Summit Theological Seminary
- Type: Unaccredited
- Established: 1974^{[citation needed]}
- Founder: George L. Faull
- Affiliations: Christian churches and churches of Christ
- President: Terry A. Carter, M.S., M.A.Th
- Location: 2766 W Airport Rd, Peru, Indiana, USA 40°43′56″N 86°07′26″W﻿ / ﻿40.732188°N 86.123956°W
- Mascot: Lion
- Website: www.summit1.org

= Summit Theological Seminary =

Bible college in Indiana

Summit Theological Seminary is a non-accredited Bible college in Peru, Indiana, on U.S. Route 31. The school is affiliated with the Christian churches and churches of Christ. According to the school website, the school was founded in 1984.

== Programs and degrees ==

Summit offers both non-resident and resident study. Non-resident study utilizes several types of media, requires the student to build a library of various texts, and includes proctored exams. Resident classes are held at various times during the week on the campus of the school. Both programs can be combined toward a degree.

The school offers a Diploma of Biblical Studies program, and bachelor's and master's degrees in theology and sacred literature.

== Accreditation ==
Summit is not an accredited school, which is noted on its website in several places. The school discourages attendance if one wants to be ordained by a "mainline denomination" or be an armed forces chaplain.

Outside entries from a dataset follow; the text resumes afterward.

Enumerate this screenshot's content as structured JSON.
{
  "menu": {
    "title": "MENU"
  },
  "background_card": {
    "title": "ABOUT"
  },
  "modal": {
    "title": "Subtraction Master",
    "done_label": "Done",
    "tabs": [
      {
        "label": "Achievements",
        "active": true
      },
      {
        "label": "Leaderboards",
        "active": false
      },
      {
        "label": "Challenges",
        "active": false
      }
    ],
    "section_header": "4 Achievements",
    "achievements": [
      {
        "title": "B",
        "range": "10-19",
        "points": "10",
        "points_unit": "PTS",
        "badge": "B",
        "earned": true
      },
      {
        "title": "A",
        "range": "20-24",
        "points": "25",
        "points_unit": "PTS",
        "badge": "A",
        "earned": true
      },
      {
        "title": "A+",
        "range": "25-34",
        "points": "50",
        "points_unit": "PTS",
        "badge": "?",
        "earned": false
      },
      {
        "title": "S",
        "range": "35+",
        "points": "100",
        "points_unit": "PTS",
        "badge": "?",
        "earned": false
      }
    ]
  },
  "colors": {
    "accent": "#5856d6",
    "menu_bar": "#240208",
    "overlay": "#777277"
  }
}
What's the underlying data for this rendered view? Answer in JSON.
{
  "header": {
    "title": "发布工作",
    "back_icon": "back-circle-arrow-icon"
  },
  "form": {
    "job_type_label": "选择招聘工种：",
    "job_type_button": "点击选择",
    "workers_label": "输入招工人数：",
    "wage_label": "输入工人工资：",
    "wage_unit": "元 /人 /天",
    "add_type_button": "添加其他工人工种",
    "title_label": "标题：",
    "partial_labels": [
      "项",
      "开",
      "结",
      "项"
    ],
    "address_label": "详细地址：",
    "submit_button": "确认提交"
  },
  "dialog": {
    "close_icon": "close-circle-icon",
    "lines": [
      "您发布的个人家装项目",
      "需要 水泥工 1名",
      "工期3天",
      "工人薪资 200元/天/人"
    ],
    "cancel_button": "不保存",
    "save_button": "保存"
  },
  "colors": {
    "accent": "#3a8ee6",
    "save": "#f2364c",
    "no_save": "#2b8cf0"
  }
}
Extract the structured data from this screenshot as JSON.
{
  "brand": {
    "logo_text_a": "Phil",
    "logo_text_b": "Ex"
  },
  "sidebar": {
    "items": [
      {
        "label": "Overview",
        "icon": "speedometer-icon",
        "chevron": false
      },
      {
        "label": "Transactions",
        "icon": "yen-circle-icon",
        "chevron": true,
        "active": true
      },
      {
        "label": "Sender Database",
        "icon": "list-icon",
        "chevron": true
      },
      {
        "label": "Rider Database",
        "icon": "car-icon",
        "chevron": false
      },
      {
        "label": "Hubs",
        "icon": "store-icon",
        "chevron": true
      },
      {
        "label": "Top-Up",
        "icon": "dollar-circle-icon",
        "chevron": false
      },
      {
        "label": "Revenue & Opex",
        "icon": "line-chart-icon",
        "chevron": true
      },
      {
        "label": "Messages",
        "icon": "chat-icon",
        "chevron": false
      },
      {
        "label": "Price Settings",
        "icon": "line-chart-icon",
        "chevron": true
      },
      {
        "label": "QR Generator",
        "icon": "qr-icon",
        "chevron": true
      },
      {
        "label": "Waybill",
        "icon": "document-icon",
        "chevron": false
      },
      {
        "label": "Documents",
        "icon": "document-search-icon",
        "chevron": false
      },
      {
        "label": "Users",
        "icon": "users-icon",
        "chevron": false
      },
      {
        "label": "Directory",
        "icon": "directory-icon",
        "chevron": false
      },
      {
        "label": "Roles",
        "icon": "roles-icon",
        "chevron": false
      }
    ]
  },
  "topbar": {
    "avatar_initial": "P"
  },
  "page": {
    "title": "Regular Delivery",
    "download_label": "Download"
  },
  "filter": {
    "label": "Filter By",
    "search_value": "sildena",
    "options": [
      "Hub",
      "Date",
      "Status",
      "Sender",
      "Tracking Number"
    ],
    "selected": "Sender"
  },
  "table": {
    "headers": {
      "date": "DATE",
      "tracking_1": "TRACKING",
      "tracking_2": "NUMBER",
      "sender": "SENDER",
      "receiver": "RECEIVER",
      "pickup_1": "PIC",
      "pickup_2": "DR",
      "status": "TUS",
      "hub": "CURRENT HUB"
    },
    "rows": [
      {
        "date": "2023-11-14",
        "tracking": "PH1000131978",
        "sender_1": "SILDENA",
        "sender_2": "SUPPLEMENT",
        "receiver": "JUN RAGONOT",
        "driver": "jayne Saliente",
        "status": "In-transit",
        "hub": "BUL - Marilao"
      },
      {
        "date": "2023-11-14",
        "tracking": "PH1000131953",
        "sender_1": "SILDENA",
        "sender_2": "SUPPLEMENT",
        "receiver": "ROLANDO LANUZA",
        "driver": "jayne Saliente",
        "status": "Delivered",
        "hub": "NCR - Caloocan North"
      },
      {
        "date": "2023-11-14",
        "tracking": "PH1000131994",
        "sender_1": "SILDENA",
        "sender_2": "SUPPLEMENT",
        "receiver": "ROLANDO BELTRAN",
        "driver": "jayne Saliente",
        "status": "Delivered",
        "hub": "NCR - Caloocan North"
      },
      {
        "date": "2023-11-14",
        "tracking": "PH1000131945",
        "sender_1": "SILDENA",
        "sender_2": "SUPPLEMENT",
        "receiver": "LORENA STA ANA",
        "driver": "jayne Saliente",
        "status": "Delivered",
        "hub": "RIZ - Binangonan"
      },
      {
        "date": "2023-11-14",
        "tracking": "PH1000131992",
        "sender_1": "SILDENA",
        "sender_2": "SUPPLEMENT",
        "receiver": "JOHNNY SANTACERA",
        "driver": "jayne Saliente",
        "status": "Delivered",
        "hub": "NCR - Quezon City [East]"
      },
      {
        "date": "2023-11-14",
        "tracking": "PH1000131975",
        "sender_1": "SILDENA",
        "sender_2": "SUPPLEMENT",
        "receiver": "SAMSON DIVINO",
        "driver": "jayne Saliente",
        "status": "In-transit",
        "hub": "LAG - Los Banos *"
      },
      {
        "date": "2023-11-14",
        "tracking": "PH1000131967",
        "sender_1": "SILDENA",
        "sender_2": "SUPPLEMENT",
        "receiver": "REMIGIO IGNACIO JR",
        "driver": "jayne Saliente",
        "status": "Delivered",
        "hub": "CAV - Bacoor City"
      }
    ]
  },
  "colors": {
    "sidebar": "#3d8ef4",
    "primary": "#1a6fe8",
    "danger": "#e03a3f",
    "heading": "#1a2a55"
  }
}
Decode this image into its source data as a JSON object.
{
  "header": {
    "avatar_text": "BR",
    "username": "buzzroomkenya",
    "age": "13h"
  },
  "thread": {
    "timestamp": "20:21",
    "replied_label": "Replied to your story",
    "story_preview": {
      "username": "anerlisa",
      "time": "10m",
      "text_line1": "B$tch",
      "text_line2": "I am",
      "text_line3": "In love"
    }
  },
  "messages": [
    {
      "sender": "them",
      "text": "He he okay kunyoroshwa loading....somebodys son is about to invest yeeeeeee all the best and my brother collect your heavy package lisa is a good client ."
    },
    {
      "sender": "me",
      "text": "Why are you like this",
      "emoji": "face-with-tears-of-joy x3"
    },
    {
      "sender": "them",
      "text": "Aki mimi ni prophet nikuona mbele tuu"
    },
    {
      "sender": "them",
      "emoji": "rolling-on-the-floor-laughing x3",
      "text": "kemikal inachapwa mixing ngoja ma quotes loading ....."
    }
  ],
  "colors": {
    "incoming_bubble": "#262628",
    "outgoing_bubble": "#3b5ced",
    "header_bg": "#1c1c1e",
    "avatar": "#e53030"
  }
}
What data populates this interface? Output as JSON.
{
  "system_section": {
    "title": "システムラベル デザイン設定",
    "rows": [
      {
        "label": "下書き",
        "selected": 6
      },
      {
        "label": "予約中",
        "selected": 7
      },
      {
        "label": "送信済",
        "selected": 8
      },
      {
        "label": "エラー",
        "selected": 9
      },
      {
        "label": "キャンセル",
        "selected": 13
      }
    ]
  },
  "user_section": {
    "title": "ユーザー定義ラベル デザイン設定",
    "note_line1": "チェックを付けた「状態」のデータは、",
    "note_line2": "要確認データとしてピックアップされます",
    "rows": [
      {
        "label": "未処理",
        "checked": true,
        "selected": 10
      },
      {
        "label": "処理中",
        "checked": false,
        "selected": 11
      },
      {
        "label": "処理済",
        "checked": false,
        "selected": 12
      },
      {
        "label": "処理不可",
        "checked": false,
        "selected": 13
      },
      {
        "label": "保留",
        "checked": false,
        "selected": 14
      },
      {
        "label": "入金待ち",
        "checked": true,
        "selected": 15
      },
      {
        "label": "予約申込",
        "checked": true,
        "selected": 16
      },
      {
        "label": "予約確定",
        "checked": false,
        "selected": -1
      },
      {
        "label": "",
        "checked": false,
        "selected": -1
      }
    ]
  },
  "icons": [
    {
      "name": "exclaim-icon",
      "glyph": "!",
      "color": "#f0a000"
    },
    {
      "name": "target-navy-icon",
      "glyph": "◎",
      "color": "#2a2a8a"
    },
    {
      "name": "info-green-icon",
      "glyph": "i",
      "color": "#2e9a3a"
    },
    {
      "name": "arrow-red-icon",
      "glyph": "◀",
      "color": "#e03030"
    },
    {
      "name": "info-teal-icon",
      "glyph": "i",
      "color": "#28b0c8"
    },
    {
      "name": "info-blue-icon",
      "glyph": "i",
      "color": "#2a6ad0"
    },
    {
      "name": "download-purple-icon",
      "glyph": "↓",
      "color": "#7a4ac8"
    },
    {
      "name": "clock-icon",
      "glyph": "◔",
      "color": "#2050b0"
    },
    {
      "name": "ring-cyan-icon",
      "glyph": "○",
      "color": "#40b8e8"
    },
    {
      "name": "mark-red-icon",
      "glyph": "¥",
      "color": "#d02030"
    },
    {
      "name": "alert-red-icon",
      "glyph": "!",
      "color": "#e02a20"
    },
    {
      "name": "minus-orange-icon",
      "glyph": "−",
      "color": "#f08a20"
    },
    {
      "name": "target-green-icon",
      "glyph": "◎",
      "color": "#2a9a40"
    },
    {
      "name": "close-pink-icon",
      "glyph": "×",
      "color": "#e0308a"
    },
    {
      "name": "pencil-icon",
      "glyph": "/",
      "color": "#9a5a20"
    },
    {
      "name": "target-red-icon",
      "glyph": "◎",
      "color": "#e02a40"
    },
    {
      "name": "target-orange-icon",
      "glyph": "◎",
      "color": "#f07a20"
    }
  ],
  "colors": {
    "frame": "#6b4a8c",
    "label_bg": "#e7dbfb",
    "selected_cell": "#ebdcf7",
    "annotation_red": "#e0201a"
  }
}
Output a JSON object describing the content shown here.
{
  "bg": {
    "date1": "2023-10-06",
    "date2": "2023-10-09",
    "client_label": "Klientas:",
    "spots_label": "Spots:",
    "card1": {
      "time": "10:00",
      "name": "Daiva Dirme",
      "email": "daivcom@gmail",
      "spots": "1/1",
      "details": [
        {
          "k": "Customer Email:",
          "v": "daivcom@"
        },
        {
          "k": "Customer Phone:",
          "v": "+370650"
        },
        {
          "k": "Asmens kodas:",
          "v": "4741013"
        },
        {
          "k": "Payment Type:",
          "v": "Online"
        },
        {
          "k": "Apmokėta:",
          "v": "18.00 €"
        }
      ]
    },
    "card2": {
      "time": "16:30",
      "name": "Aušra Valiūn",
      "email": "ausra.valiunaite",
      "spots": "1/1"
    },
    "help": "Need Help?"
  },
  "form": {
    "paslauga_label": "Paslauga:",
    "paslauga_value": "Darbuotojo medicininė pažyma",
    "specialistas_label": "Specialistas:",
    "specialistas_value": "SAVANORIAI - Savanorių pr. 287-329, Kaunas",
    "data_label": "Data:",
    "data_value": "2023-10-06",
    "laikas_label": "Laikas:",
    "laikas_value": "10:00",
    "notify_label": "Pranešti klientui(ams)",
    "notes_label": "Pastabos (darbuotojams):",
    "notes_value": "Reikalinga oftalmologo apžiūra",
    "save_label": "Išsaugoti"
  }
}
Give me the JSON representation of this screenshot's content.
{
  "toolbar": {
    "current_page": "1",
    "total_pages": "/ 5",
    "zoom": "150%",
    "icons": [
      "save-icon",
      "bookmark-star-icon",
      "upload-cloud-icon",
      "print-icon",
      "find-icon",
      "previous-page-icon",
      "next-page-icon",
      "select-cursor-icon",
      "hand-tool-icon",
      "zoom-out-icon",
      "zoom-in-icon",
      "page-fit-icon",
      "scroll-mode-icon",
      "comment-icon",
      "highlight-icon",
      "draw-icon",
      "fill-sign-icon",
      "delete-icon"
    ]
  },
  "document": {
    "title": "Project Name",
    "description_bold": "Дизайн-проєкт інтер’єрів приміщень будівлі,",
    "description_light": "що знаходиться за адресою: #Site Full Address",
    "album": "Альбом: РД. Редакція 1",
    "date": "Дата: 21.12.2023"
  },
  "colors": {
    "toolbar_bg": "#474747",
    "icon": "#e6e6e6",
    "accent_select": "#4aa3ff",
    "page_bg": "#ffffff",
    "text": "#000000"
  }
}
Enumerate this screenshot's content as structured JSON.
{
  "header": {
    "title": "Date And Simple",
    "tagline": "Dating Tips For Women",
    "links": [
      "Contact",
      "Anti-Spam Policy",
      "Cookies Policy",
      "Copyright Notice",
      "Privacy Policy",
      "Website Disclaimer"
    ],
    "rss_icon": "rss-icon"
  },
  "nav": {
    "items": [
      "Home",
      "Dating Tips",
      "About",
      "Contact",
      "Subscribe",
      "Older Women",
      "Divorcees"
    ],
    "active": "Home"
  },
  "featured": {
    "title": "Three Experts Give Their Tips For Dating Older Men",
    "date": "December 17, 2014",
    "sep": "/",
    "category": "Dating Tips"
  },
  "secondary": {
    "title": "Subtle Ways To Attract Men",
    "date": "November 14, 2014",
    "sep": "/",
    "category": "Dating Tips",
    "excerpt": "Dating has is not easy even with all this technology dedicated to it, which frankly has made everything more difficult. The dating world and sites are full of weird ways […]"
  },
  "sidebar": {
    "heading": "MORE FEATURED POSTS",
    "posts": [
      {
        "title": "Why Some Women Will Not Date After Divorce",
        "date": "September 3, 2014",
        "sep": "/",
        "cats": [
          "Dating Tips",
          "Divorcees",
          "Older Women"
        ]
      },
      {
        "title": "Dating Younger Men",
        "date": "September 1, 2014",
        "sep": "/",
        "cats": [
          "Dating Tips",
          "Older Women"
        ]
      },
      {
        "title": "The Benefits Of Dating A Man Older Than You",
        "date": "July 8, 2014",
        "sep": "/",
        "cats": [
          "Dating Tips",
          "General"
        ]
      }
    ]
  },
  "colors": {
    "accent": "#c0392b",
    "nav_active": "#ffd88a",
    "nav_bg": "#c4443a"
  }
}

According to Summit, other Bible colleges "may or may not accept our under-graduate credits because we are not accredited."

The founder and chancellor of Summit was George L. Faull, who died in 2021. He had been preaching since 1962 and earned a Doctor of Religion degree in 1981. He was the evangelist at several local congregations and wrote for over 15 publications.